El ex presidente del Concejo Deliberante de San Isidro busca ocupar la escena política. Hace algunos días lanzó una campaña por redes haciendo alusión a su apellido: “Hablemos Castellano”. Apunta a un mensaje de diálogos y consensos, en miras a una política moderna y con nuevos mecanismos de gestión.
Carlos Castellano decidió hace rato divorciar su futuro político de Gustavo Posse. La historia ya es conocida. Pero queda por saber qué pasará con su futuro electoral. Una pista la dio un militante radical a LaNoticiaWeb en diciembre del 2017, cuando había aires triunfalistas en los pasillos del Concejo Deliberante luego de retener la presidencia del cuerpo y torcer el brazo del intendente: “Nosotros queremos salir a medir a Carlos. Vamos a intentar que sea candidato, con boleta corta o larga. Lo ideal sería adentro de Cambiemos”.
En aquel entonces la sentencia parecía lejana, pero hoy cobra forma. Castellano contiene a muchos sectores de San Isidro que simpatizan con Cambiemos pero que piensan que el tiempo de Posse se terminó. Esa línea tiene contrapunto con el macrismo puro o el PRO, que hace un diagnóstico similar en el distrito pero que respeta el rol estratégico del Intendente y están dispuestos a esperar al 2023.

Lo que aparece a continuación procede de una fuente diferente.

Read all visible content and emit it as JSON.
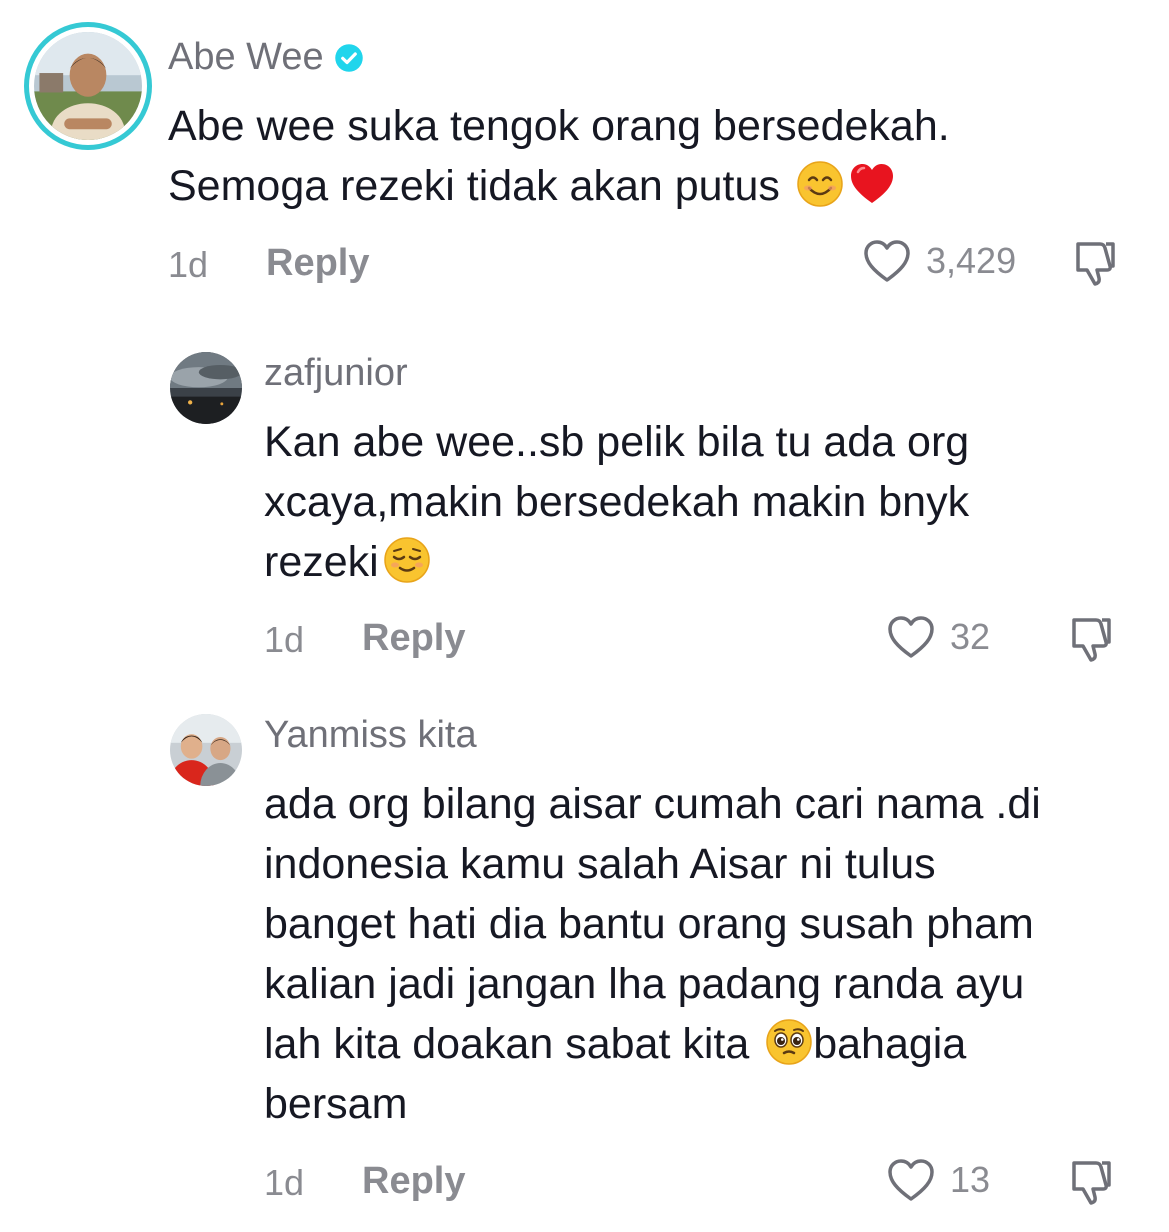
{
  "comments": [
    {
      "username": "Abe Wee",
      "verified": true,
      "text_lines": [
        "Abe wee suka tengok orang bersedekah.",
        "Semoga rezeki tidak akan putus"
      ],
      "emojis": [
        "smiling-face-icon",
        "red-heart-icon"
      ],
      "time": "1d",
      "reply_label": "Reply",
      "likes": "3,429"
    },
    {
      "username": "zafjunior",
      "verified": false,
      "text_lines": [
        "Kan abe wee..sb pelik bila tu ada org",
        "xcaya,makin bersedekah makin bnyk",
        "rezeki"
      ],
      "emojis": [
        "relieved-face-icon"
      ],
      "time": "1d",
      "reply_label": "Reply",
      "likes": "32"
    },
    {
      "username": "Yanmiss kita",
      "verified": false,
      "text_lines": [
        "ada org bilang aisar cumah cari nama .di",
        "indonesia kamu salah Aisar ni tulus",
        "banget hati dia bantu orang susah pham",
        "kalian jadi jangan lha padang randa ayu",
        "lah kita doakan sabat kita ",
        "bahagia",
        "bersam"
      ],
      "emojis": [
        "pleading-face-icon"
      ],
      "time": "1d",
      "reply_label": "Reply",
      "likes": "13"
    }
  ],
  "colors": {
    "verified": "#20d5ec",
    "ring": "#35c9d4",
    "muted": "#8a8b91",
    "text": "#161823"
  }
}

Esta semana la idea de presentar a Castellano en las urnas volvió a sonar en el distrito. El concejal es promovido por todo el radicalismo no possista y tiene buena sintonía con los vecinalistas de ConVocación por San Isidro dentro y fuera del recinto.
Además se puede sumar otro actor, porque la semana pasada estos espacios compartieron una actividad en la Cámara de Diputados con Ramón Lanus, el titular de la Agencia de Administración de Bienes del Estado que también confronta con el oficialismo local. Forma parte del universo de críticos al possismo y sus aspiraciones propias lo alejan de la confluencia con Castellano. Pero a la hora de cuestionar al Ejecutivo Local pueden compartir espacios.
La estrategia para los meses siguientes es conseguir que Castellano pueda tener una boleta con enganche nacional y provincial en Cambiemos. Pero Posse parece tener la injerencia suficiente para exigir lista única en la comuna que gobierna.
Una batalla estratégica será por la conducción oficial de la UCR local, antes de fin de año. Conducir al radicalismo, dentro de Cambiemos, es una carta importante para conseguir boleta. Por eso la jugada del concejal Carlos Juncos para mantener la conducción en el distrito pasa a ser una ficha fundamental. Y sino, Castellano tuvo aproximaciones el año pasado con Héctor “Toty” Flores, y buscó acercarse también a Elisa Carrió.
Entre tanto la estrategia de instalación ya comenzó. El objetivo es tener presencia en el cuarto oscuro y armar una base para impulsarse hasta 2023.
EL CAMBIO EMPIEZA POR UNO.
Con una foto de afiche de campaña, Carlos Castellano firmó un comunicado en su Facebook. Bajo el título “El cambio empieza por uno, y si nos animamos, juntos podemos renovar San isidro”, explica que cree “en la posibilidad de incidir positivamente en la vida de las personas a través de la política. Hablando sencillo, de manera simple, siempre intento tener una buena comunicación con los vecinos, lo que me llevó a tener un compromiso muy profundo a la hora de escuchar y resolver los problemas de las personas”.
También hace alusión a su trayectoria: “Inicié mi carrera política junto a Melchor Posse y con su hijo Gustavo, nos formamos bajo sus valores. Las ideas vanguardistas y futuristas de Melchor, me cautivaron, y ver a un municipio estancado, fue lo que me alejó del espacio que compartimos con el actual Intendente. Hoy es necesario repensar San Isidro”.
En el texto explica que “la alternancia en la política es necesaria para crear nuevas ideas, nuevos proyectos, para no estancarse, pero por sobre todas las cosas, para no enamorarse del poder. La gestión municipal va a mejorar si erradicamos esta práctica. Quiero ser parte de un espacio que ponga a las personas en el centro de las decisiones, que no tenga miedo a las críticas, que las acepte y que las utilice para construir.”